Su cartaceo non c’è nulla da fare: per me rimane un’esperienza di lettura più attenta e memorabile, pur leggendo (e dimenticando) valaghe di novelle, storie brevi, articoli e fanfiction via cellulare.Oltre all’autore inglese di spionaggio per antonomasia, che raramente delude e sempre sorprende il mio cinquantenne maschio caucasico interiore, il 2019 è stato anche l’anno di Ian McDonald. Per me che raramente leggo più di un titolo per autore all’anno finire due suoi romanzi e una novella é un traguardo significativo, ma d’altronde quale momento migliore del 2019 (giusto a 50 anni dall’allunaggio) per dedicarsi alla trilogia della Luna? Tra i libri che ho consigliato, assieme alla sempre più popolare Christelle Dabos, è l’autore che ha fatto più proseliti. Mi è molto spiaciuto che Oscar Vault non abbia curato il lancio social/booktube/bookstagram di Luna così accuratamente rispetto ad altri volumi magari “più semplici” ma che non hanno una chance di uscirne vivi se messi a paragone alla saga dei Corta.
Viene però anche un po’ da chiedersi se il fatto che a far parlare di sé siano sempre e solo i volumi che i grandi editori spingono con insistenza non dimostri un approccio da cassa di risonanza più che da setacciatore quando si parla di titoli di genere. Chissà.
E per i buoni propositi per il 2020? Liste di libri che voglio leggere e rileggere? TBR? Piani operativi? La verità è che…non ho ancora pianificato nulla, ahahah! Forse ne riparleremo post Oscar, a febbraio. O forse mai. Sicuramente però imposterò di nuovo il mio fogliettone Excel nella sua versione aggiornata del 2020.
Anch’io uso Goodreads, e metto la challenge a 40 (o più spesso a 37, pensando “un libro ogni dieci giorni!”) ma ovviamente ancora mai e poi mai e poi mai che abbia vinto la sfida. Complimenti
Sia messo agli atti che nel 2019 ho finito il quarantesimo volume il 31 dicembre pomeriggio, spinta dal mero completismo.
Felice per il podio di Miéville!
This is How You Lose the Time War l’avevo adocchiato e richiesto anch’io, ma lo sai bene, ubi major… 🙂
Quest’anno tra le letture fantascientifiche più o meno nuove c’è stato poco che mi abbia davvero entusiasmato. Senza fare nomi in arrivo, un romanzo tra i tanti letti che mi ha davvero colpito è un titolo che temo appunto non arriverà mai in Italia, ovvero Ninefox Gambit.

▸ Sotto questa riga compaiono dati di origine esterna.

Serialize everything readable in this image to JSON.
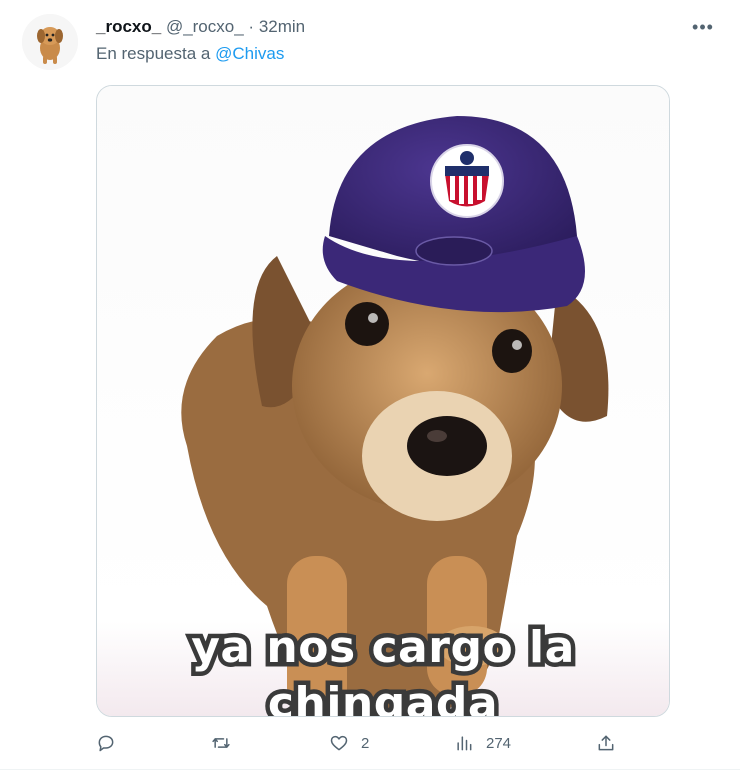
{
  "tweet": {
    "display_name": "_rocxo_",
    "handle": "@_rocxo_",
    "separator": "·",
    "time": "32min",
    "reply_prefix": "En respuesta a",
    "reply_to": "@Chivas",
    "more_icon": "ellipsis-icon",
    "avatar_icon": "dog-avatar",
    "media": {
      "caption_line1": "ya nos cargo la",
      "caption_line2": "chingada",
      "cap_color": "#3e2a7a"
    },
    "actions": {
      "reply": {
        "icon": "reply-icon",
        "count": ""
      },
      "retweet": {
        "icon": "retweet-icon",
        "count": ""
      },
      "like": {
        "icon": "heart-icon",
        "count": "2"
      },
      "views": {
        "icon": "views-icon",
        "count": "274"
      },
      "share": {
        "icon": "share-icon",
        "count": ""
      }
    }
  }
}
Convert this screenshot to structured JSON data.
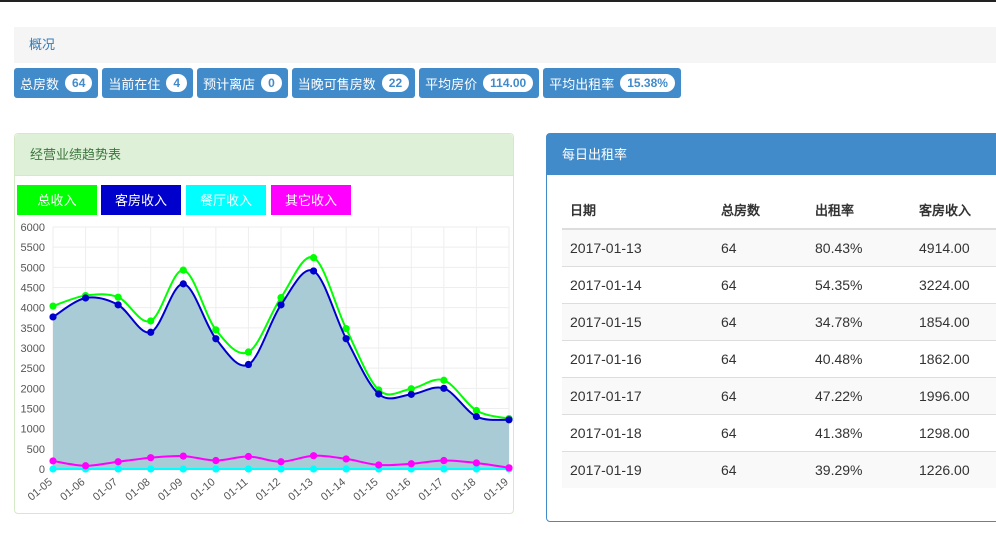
{
  "breadcrumb": {
    "label": "概况"
  },
  "stats": [
    {
      "label": "总房数",
      "value": "64"
    },
    {
      "label": "当前在住",
      "value": "4"
    },
    {
      "label": "预计离店",
      "value": "0"
    },
    {
      "label": "当晚可售房数",
      "value": "22"
    },
    {
      "label": "平均房价",
      "value": "114.00"
    },
    {
      "label": "平均出租率",
      "value": "15.38%"
    }
  ],
  "left_panel": {
    "title": "经营业绩趋势表"
  },
  "right_panel": {
    "title": "每日出租率"
  },
  "colors": {
    "total": "#00ff00",
    "room": "#0000cc",
    "restaurant": "#00ffff",
    "other": "#ff00ff",
    "area_fill": "#a9cbd6"
  },
  "chart_data": {
    "type": "line",
    "categories": [
      "01-05",
      "01-06",
      "01-07",
      "01-08",
      "01-09",
      "01-10",
      "01-11",
      "01-12",
      "01-13",
      "01-14",
      "01-15",
      "01-16",
      "01-17",
      "01-18",
      "01-19"
    ],
    "series": [
      {
        "name": "总收入",
        "values": [
          4040,
          4300,
          4260,
          3670,
          4930,
          3450,
          2900,
          4250,
          5240,
          3480,
          1960,
          1990,
          2200,
          1450,
          1250
        ]
      },
      {
        "name": "客房收入",
        "values": [
          3770,
          4240,
          4070,
          3390,
          4590,
          3230,
          2590,
          4070,
          4910,
          3230,
          1860,
          1850,
          2000,
          1300,
          1220
        ]
      },
      {
        "name": "餐厅收入",
        "values": [
          0,
          0,
          0,
          0,
          0,
          0,
          0,
          0,
          0,
          0,
          0,
          0,
          0,
          0,
          0
        ]
      },
      {
        "name": "其它收入",
        "values": [
          200,
          80,
          180,
          280,
          320,
          210,
          310,
          180,
          330,
          250,
          100,
          130,
          210,
          150,
          30
        ]
      }
    ],
    "ylim": [
      0,
      6000
    ],
    "yticks": [
      "0",
      "500",
      "1000",
      "1500",
      "2000",
      "2500",
      "3000",
      "3500",
      "4000",
      "4500",
      "5000",
      "5500",
      "6000"
    ],
    "grid": true,
    "legend_position": "top-left"
  },
  "table": {
    "headers": [
      "日期",
      "总房数",
      "出租率",
      "客房收入"
    ],
    "rows": [
      [
        "2017-01-13",
        "64",
        "80.43%",
        "4914.00"
      ],
      [
        "2017-01-14",
        "64",
        "54.35%",
        "3224.00"
      ],
      [
        "2017-01-15",
        "64",
        "34.78%",
        "1854.00"
      ],
      [
        "2017-01-16",
        "64",
        "40.48%",
        "1862.00"
      ],
      [
        "2017-01-17",
        "64",
        "47.22%",
        "1996.00"
      ],
      [
        "2017-01-18",
        "64",
        "41.38%",
        "1298.00"
      ],
      [
        "2017-01-19",
        "64",
        "39.29%",
        "1226.00"
      ]
    ]
  }
}
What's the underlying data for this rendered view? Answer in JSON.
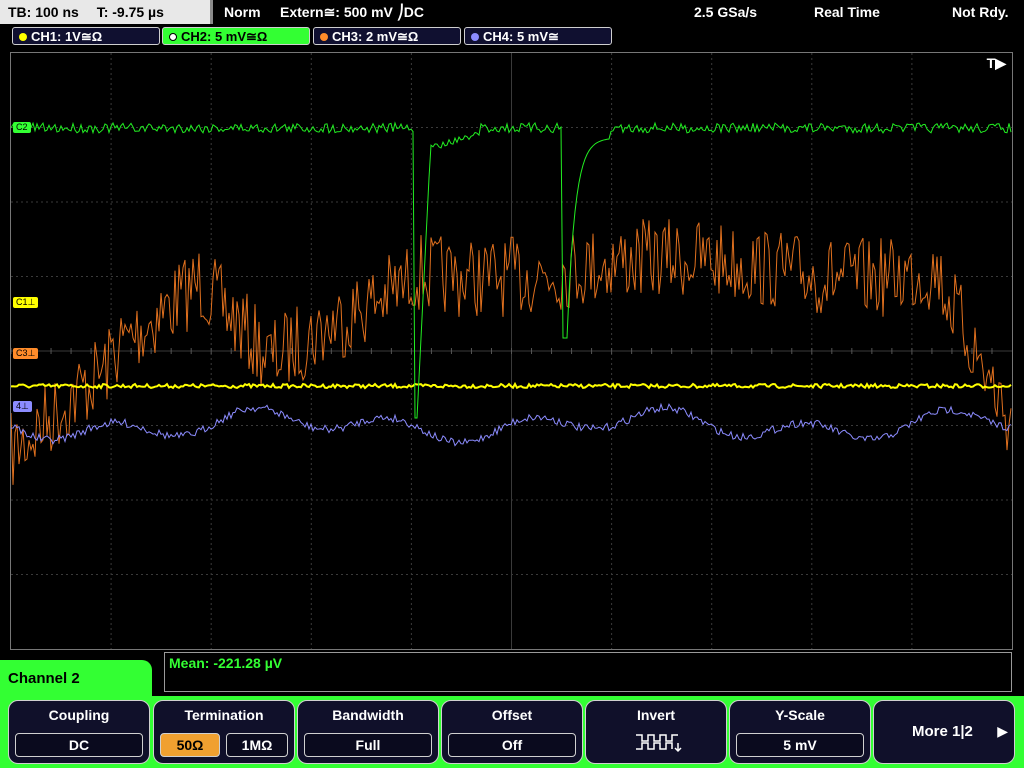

Le eccezione, come puoi immaginare, sono la raccolta di racconti di Otis e il romanzo di Wilk che faremo tra qualche mese, ma per quest’ultimo la sua collocazione di genere è buona giusto quel tanto da permetterci di pubblicarlo. 🙂
Per la Parigi di Miéville tieni le dita incrociate.
Meritatissimo, l’ho sempre sentito descrivere come minore e forse è vero, ma l’ho trovato estremamente suggestivo, nel senso letterale del termine. A livello d’immagini e atmosfere mi ha colpito moltissimo. Ninefox Gambit l’avevo letto all’epoca, mi era piaciuto ma non mi aveva mai spinto a continuare.
Ho sentito gran cose dei volumi successivi. Parigi val bene una messa, quindi continuerò a tenere le dita incrociate.